SOUNDTRACK: RUSH-Oak Oppression: Cobo Hall, Detroit, December 17, 1978 (1978).
This is another bootleg from Up the Down Stair. This is a 1978 show, right after the release of Hemispheres. I have always loved this era of Rush, and the fact that they play so many looooong songs in this show is music to these ears.
We’ve got a 12 minute “Xanadu”, a 10 minute “Cygnus X-1”, followed by “Cygnus X 1 Book 2 Hemispheres” (18 minutes), a 10 minute “La Villa Strangiato” and and 18 minute complete “2112.” That they can fit 10 more songs into this concert is pretty amazing.
The show is of good quality, although aside from the track listing there aren’t a lot of surprises here (Rush shows don’t deviate all that much from the records). The nice surprise is in the drum solo. It’s pretty much the same one from All the World’s a Stage, but it has some really fun effects on it at the end.
[READ: August 4, 2010] “The Train of Their Departure”
David Bezmozgis is another of the New Yorker’s 20 Under 40. I enjoyed this story, set in Russia in 1976, because it was like two different stories combined into one saga.
Polina is a twenty-one year old married woman.
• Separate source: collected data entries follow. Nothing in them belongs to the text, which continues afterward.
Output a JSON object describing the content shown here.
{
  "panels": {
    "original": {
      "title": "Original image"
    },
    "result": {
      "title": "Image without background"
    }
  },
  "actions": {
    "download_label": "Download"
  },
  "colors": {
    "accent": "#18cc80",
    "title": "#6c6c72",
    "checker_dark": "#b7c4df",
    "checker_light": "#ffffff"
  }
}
As the story opens, we learn of the cute courtship that her husband Maxim treated her to. He followed protocol, her treated her very nicely. He waited every step of the way, from kissing to petting to more. He even used contraception (something most Russian men didn’t bother with). Their courtship felt inevitable, even if Polina was never really smitten with him.
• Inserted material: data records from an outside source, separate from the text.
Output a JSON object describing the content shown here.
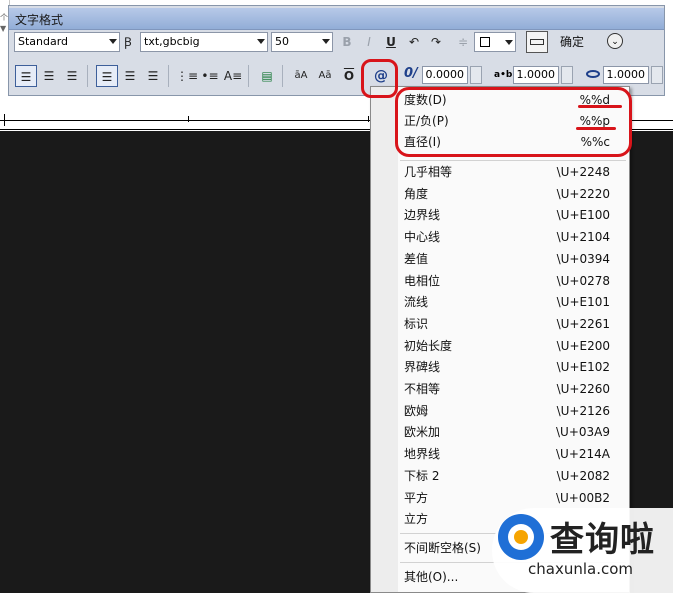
{
  "panel": {
    "title": "文字格式",
    "style_combo": "Standard",
    "font_combo": "txt,gbcbig",
    "height_combo": "50",
    "bold": "B",
    "italic": "I",
    "underline": "U",
    "overline_btn": "O",
    "ok_button": "确定",
    "oblique_value": "0.0000",
    "tracking_value": "1.0000",
    "width_value": "1.0000",
    "tracking_label": "a•b",
    "oblique_label": "0/",
    "upper_label": "āA",
    "lower_label": "Aā",
    "symbol_btn": "@"
  },
  "left_fragments": [
    "个",
    "▼"
  ],
  "menu": {
    "highlighted": [
      {
        "label": "度数(D)",
        "code": "%%d"
      },
      {
        "label": "正/负(P)",
        "code": "%%p"
      },
      {
        "label": "直径(I)",
        "code": "%%c"
      }
    ],
    "symbols": [
      {
        "label": "几乎相等",
        "code": "\\U+2248"
      },
      {
        "label": "角度",
        "code": "\\U+2220"
      },
      {
        "label": "边界线",
        "code": "\\U+E100"
      },
      {
        "label": "中心线",
        "code": "\\U+2104"
      },
      {
        "label": "差值",
        "code": "\\U+0394"
      },
      {
        "label": "电相位",
        "code": "\\U+0278"
      },
      {
        "label": "流线",
        "code": "\\U+E101"
      },
      {
        "label": "标识",
        "code": "\\U+2261"
      },
      {
        "label": "初始长度",
        "code": "\\U+E200"
      },
      {
        "label": "界碑线",
        "code": "\\U+E102"
      },
      {
        "label": "不相等",
        "code": "\\U+2260"
      },
      {
        "label": "欧姆",
        "code": "\\U+2126"
      },
      {
        "label": "欧米加",
        "code": "\\U+03A9"
      },
      {
        "label": "地界线",
        "code": "\\U+214A"
      },
      {
        "label": "下标 2",
        "code": "\\U+2082"
      },
      {
        "label": "平方",
        "code": "\\U+00B2"
      },
      {
        "label": "立方",
        "code": ""
      }
    ],
    "nbsp": "不间断空格(S)",
    "other": "其他(O)..."
  },
  "watermark": {
    "brand": "查询啦",
    "domain": "chaxunla.com",
    "q": "Q"
  },
  "colors": {
    "annotation_red": "#d8141a",
    "canvas": "#1a1a1a",
    "panel": "#d8dde6"
  }
}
Then one night he didn’t have any condoms with him. But Polina insisted. With the inevitable result.
They decided to get an abortion. And Maxim’s protocol is the only thing that kept her from leaving him. He did everything exactly right. And soon, they were speaking of marriage.
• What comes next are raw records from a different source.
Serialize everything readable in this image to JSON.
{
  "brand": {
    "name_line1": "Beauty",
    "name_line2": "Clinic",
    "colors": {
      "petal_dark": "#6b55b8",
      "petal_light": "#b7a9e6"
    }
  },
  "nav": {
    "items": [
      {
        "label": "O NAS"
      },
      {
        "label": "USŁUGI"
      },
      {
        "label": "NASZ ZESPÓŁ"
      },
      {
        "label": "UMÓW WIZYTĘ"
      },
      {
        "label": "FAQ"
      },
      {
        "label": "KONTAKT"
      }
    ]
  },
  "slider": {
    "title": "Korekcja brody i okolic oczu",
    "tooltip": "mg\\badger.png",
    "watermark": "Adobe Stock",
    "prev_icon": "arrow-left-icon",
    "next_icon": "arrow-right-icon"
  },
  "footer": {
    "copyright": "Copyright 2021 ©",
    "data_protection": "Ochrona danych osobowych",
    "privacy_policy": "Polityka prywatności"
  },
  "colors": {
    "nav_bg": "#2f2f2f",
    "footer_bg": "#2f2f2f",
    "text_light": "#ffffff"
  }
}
The fact that that is not even half of the story shows how much Bezmozgis packed into this piece. I haven’t even mentioned Alec, a man who is making advances towards her, or the rifle competition, or even… well, I’ll leave that out.
I’ve always liked stories from this part of the world. And this one is really strong as well. Bezmozgis doesn’t rely on any trick or devices, he just tells a good story. In fact, I felt satisfied with just the Polina/Maxim courtship.
I’ll be reading more from him in the future.
His New Yorker Q&A is available here.
The Q&A reveals that this is an excerpt. And yet I found it self contained enough that I didn’t realize it.